Under this mandate, UNMISS will continue to advance the three-year strategic vision for preventing a return to civil war in South Sudan, establishing long-term peace at the local and national levels and promoting inclusive and accountable governance as well as free, fair and peaceful elections.
It will also provide technical assistance, capacity building, and logistical support to strengthen civilian protection, the Revitalised Agreement and the peace process, as well as monitoring, investigating and reporting on violations of IHL and human rights.
The Council also called for strengthening the Mission’s sexual and gender-based violence prevention and response activities.
Members demanded that all parties immediately cease all forms of violence, human rights violations and abuses — including rape and other forms of sexual and gender-based violence — and called upon the Government of South Sudan to hold those responsible to account.
According to the document, the Council also urged the government and other relevant actors to complete a number of tasks before the current UNMISS mandate expires.
They include providing security to re-designated civilian-protection sites, initiating and overseeing a permanent constitution-making process, accelerating progress in preparations for free and fair elections, removing all obstacles to UNMISS, graduating necessary unified forces and progressing toward the establishment of the South Sudan Hybrid Court, as well as the Commission for Truth, Reconciliation, and Healing and the Compensation and Reparation Commission.

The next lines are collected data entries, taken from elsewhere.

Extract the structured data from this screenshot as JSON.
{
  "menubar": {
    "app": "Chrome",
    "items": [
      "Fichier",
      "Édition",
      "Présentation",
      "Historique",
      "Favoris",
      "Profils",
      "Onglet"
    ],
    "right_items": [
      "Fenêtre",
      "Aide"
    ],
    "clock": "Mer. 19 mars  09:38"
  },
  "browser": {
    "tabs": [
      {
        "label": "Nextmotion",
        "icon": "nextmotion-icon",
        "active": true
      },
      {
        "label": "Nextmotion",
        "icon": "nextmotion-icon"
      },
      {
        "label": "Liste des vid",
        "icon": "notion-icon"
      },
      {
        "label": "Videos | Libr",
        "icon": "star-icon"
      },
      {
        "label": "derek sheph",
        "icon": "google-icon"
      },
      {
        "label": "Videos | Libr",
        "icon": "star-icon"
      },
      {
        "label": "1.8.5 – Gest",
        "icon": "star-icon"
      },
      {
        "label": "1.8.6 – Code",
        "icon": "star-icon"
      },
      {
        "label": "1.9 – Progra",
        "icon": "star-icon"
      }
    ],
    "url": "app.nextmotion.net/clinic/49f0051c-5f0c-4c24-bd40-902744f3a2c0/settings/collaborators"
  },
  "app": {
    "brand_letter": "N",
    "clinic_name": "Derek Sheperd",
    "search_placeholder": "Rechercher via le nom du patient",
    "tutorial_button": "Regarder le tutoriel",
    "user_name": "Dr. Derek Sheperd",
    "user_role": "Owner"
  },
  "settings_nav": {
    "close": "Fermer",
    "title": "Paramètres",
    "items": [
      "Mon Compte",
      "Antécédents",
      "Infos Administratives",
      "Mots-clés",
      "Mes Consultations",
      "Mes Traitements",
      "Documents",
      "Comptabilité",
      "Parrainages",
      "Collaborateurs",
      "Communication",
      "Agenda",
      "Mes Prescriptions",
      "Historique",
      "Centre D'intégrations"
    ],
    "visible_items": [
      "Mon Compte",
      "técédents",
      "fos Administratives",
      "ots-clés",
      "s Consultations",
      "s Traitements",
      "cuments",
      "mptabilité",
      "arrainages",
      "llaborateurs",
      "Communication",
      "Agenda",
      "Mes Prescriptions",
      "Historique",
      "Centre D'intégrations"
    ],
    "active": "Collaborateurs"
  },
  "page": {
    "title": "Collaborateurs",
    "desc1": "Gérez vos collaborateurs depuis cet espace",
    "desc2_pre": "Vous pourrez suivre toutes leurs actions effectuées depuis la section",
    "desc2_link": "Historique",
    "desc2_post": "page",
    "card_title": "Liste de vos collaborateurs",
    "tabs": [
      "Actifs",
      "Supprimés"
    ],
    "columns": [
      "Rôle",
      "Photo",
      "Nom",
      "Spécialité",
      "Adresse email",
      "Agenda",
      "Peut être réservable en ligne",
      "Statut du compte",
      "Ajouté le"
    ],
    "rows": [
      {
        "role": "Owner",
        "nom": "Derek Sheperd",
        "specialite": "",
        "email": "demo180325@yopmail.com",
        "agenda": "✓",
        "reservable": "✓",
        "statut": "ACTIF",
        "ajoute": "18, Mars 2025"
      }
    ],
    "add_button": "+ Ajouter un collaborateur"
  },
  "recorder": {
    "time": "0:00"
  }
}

As Council members explained their positions, the representative of the United States, who facilitated the resolution’s drafting, stated that the renewed mandate reinforces UNMISS’ core mission and calls on it to strengthen its sexual and gender-based violence response activities, as well as its electoral support to the Government of South Sudan.
While Ghana’s representative welcomed the adoption, he expressed disappointment that the resolution did not take into account the views of some delegations.
She expressed concern about the use of the term “human rights defenders” in operative paragraph 3(b), claiming that it is neither clearly defined nor universally agreed upon.
Ghana, she said, would have preferred the term “human rights activists” instead.